Montejo has proposed a solution based on techniques of Information Retrieval and Automatic Learning to solve the problem of multi-labelling in digital collections. His research work has focused on in documents of the field of High Energies Physics, creating a new documentation system which could be applied to other digital libraries.

The researcher centred on text categorization and classification, considering predefined key words to be categories assigned to the documents according to their semantic content. During the development of their work, carried out at the European Laboratory for Nuclear Research, the collection of documents revealed the existence of problems which had not been previously covered by the specialized literature.

“Base binary classifier”

The automatic assignment of key words to documents opens new possibilities in documental exploration, and has aroused the interest of the international scientific community. The system proposed by the researcher of the UGR [http://www.ugr.es] is a strategy of multi-labelling classification that can be constructed from automatic learning algorithms known as “base binary classifiers”. Besides, his fieldwork validates the hypothesis of that the integration of the bibliographical information available in digital libraries improves classification systems.

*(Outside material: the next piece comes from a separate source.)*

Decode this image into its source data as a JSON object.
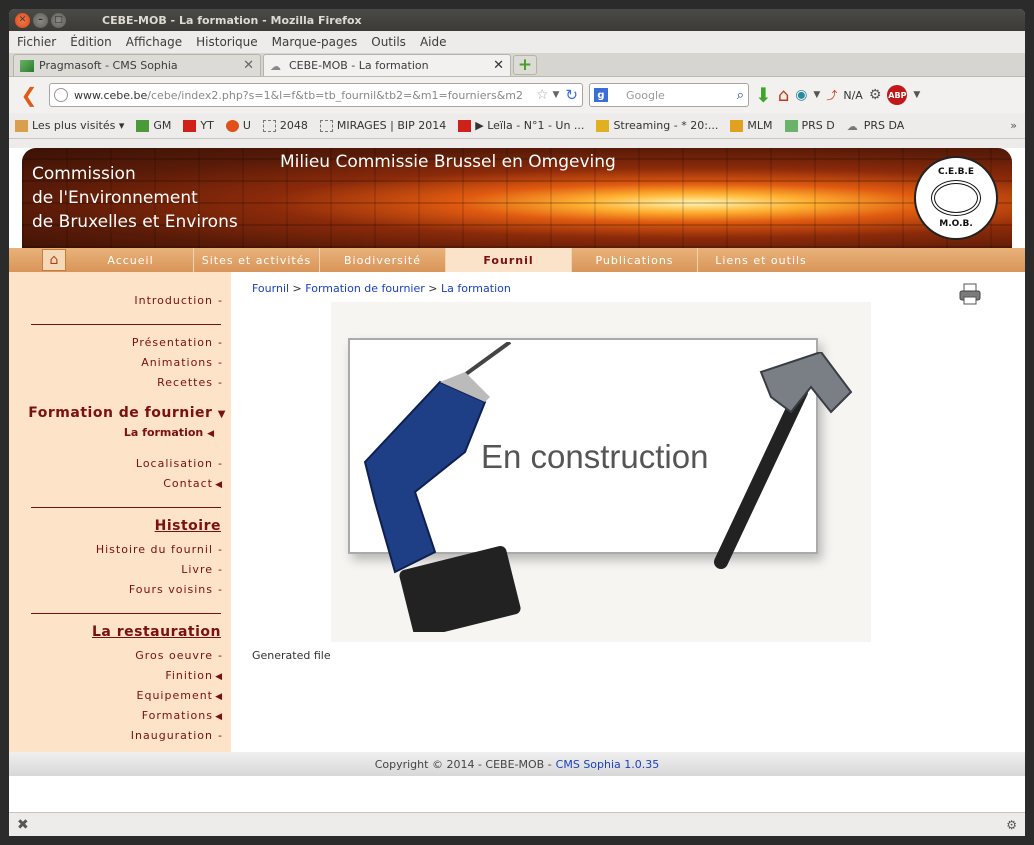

The algorithm proposed by Montejo is being applied by the CERN in their documental server [http://cds.cern.ch]. Other important digital libraries of certain international organizations have showed interest in using and integrating the system, due to the great amount of applications offered by automatic multi-labelling systems.

The European Laboratory for Particle Physics was founded in 1954 by twelve European countries, and at present has 20 member states. Apart from the scientists from the member states, scientists of 220 institutes and universities of non-member states are using their installations.

The member states are Austria, Belgium, Bulgaria, Czech Republic, Denmark, Finland, France, Germany, Greece, Hungary, Italy, the Netherlands, Norway, Poland, Portugal, Slovak, Spain, Sweden, Switzerland and the United Kingdom. The observer countries and organizations are the European Commission, India, Israel, Japan, Russia, Turkey, the UNESCO and the United States. The list of non-member countries involved in programs of the CERN are Algeria, Argentina, Armenia, Australia, Azerbaijan, Belarus, Brazil, Canada, People's Republic of China, Croatia, Cyprus, Estonia, Georgia, Iceland, Iran, Ireland, Mexico, Morocco, Pakistan, Peru, Romania, Serbia, Slovenia, South Africa, South Korea, Taiwan and Ukraine.